The French painter Georges Braque was born on 13 May 1882 in Argenteuil, near Paris. At the age of eight, Braque moved to Le Havre with his family. There, as a young man, he received training as a decorative painter and at the same time attended the École des Beaux-Arts in the evening to take lessons in painting. He completed his artistic education in Paris at the Académie Humbert.
At the beginning of his artistic career, Braque was inspired by the works of the Fauvists and Cézanne. His works of the time reflect this influence. A change occurs in 1907, the year he meets Picasso and sees his painting “Les Demoiselles d’Avignon”. The friendship between the two artists brings about a new artistic style of painting: Cubism. The two founders of Cubism were in close artistic exchange, a contact that is evident in the Cubist works of both masters.
The examination of the still life runs through his entire oeuvre. The subject also plays a role in his etchings, which he has been producing since 1907, and in his lithographs.

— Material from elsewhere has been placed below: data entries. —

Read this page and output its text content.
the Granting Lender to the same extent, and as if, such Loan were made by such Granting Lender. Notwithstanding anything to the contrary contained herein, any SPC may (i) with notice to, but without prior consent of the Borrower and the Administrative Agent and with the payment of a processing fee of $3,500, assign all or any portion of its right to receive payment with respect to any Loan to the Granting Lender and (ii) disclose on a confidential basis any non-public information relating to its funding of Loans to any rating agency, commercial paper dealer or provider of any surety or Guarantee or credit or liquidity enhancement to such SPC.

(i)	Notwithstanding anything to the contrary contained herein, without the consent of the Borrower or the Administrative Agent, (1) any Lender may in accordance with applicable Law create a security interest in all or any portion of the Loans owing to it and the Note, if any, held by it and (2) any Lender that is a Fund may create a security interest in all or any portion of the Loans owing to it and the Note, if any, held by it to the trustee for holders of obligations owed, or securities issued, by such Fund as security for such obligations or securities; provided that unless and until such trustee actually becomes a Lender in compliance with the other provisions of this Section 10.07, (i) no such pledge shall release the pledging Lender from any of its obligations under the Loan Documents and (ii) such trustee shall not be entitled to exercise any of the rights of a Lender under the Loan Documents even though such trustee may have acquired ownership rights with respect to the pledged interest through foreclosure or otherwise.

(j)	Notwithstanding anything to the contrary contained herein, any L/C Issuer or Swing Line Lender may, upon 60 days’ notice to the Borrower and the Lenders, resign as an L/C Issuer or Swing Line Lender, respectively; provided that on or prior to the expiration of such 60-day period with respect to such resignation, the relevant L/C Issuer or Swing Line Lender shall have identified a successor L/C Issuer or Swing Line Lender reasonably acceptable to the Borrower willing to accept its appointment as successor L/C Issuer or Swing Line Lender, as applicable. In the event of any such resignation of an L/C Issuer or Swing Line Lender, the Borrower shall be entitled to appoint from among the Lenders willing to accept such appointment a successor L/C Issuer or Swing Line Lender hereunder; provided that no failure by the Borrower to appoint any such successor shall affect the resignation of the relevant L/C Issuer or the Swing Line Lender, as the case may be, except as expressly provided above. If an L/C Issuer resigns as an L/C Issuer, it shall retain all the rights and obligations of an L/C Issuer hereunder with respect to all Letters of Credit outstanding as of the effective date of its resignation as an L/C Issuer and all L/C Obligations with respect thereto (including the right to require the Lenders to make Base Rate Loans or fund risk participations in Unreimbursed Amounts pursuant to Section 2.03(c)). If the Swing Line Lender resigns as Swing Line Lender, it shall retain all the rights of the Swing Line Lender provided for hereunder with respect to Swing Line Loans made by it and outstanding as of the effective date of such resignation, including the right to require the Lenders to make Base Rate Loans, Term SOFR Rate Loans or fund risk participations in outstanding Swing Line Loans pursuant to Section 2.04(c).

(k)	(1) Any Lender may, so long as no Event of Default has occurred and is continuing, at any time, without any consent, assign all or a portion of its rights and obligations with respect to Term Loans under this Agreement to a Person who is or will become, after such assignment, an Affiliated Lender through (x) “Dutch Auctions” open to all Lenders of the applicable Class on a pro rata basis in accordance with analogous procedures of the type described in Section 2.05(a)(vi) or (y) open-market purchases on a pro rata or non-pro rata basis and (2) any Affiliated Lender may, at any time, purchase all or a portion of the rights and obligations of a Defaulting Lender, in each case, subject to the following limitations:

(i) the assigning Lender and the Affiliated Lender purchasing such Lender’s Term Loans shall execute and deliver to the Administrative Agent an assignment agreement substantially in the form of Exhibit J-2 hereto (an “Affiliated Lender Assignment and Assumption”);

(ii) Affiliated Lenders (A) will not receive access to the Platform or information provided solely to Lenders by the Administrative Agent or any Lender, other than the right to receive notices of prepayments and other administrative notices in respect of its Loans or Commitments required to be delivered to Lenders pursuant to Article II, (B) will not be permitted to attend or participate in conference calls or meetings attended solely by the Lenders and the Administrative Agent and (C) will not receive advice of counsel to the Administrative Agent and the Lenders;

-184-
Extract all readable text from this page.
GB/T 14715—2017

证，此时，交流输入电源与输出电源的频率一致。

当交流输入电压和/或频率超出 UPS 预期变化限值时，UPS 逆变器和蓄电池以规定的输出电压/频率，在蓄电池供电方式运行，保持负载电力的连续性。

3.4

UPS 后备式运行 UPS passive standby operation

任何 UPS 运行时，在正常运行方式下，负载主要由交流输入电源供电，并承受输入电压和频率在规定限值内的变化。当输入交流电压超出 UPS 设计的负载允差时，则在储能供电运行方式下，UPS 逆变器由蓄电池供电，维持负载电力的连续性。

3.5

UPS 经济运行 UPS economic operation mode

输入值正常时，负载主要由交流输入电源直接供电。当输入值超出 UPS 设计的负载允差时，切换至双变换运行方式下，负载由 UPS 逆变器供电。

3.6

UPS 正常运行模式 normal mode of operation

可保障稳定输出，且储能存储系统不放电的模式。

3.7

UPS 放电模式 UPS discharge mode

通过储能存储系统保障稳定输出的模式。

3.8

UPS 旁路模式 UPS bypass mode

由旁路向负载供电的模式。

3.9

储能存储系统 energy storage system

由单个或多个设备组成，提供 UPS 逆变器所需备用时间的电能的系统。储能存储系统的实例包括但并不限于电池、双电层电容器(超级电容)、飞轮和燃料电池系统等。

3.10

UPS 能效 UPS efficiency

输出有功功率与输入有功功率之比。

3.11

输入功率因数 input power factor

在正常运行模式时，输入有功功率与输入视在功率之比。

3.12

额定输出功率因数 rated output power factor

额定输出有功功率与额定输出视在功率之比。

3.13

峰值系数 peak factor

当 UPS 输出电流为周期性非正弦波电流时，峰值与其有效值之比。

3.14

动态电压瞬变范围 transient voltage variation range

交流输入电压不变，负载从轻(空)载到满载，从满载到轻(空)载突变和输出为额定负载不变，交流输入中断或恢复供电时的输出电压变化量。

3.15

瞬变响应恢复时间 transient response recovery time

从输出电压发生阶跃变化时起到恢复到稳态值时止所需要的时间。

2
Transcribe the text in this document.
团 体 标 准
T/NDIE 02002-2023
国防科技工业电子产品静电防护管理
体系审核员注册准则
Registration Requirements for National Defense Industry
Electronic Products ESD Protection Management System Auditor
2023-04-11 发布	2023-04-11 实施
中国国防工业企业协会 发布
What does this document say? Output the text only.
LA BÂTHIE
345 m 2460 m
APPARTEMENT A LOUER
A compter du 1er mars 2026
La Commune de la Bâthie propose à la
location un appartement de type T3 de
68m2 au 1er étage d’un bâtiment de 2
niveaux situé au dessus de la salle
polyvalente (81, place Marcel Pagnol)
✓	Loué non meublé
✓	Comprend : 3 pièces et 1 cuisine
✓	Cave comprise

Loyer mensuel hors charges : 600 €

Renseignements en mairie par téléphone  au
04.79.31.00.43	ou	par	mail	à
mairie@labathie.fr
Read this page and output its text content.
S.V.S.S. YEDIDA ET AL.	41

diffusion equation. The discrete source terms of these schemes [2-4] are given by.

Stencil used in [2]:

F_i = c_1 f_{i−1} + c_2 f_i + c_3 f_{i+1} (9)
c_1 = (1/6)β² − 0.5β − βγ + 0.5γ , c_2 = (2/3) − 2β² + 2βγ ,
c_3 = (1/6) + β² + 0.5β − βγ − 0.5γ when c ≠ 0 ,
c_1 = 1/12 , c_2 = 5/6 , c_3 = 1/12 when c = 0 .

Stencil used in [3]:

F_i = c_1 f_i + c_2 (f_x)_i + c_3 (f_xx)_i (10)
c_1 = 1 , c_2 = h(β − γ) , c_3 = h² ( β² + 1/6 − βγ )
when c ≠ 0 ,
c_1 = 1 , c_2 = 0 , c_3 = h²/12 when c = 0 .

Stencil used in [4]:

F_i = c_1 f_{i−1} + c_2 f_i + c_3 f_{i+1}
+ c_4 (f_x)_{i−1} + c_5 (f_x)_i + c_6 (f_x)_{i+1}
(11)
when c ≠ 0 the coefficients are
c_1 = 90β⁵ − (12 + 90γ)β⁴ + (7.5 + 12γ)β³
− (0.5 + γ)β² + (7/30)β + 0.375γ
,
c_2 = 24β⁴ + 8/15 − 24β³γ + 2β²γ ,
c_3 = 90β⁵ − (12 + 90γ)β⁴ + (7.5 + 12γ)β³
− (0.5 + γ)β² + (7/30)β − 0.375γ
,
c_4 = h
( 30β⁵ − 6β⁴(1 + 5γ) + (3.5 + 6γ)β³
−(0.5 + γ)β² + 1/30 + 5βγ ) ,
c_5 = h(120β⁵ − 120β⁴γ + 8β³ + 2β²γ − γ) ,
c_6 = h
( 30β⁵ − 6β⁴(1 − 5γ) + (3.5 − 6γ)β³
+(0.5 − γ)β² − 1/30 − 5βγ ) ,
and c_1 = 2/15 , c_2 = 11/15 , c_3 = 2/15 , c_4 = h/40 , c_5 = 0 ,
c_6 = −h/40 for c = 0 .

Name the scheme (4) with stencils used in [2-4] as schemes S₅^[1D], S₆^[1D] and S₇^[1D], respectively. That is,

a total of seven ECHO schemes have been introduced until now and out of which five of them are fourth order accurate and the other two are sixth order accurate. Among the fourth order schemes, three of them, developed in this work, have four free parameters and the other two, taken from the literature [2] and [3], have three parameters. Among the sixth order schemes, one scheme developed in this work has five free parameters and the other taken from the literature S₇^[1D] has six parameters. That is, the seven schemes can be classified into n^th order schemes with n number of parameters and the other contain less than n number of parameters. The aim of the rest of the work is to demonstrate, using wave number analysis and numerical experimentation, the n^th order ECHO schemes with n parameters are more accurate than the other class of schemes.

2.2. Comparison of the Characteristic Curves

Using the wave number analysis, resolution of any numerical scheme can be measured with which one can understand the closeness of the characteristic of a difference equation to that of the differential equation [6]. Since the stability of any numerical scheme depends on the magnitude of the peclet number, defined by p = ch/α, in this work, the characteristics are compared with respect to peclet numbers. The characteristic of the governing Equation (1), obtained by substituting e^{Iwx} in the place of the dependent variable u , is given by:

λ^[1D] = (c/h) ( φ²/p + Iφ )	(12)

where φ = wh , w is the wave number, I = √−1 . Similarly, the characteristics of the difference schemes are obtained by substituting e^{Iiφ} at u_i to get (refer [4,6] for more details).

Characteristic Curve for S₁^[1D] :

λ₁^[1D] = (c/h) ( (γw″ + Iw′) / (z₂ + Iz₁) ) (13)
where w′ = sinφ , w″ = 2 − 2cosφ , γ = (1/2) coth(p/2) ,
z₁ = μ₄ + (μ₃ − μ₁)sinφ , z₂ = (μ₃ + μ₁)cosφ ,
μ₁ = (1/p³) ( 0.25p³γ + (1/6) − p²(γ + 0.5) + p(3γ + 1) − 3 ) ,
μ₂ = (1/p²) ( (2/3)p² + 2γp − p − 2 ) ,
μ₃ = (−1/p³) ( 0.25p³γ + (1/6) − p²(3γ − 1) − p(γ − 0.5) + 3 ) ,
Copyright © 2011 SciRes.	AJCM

His lithographs approach his painting, but he works with the possibilities that the techniques of printmaking offer him. He is fascinated by the process, and therefore takes it as his challenge to treat the technique in a new way – he wants to make it into a kind of painting rather than a drawing. In order to make the colour richer and denser and to give it the expression of a painting, Braque uses in his lithographs several colour areas on top of each other. Braque has a high demand on his prints, which results be seen in small editions with few prints. The artist died on 31 August 1963 in Paris.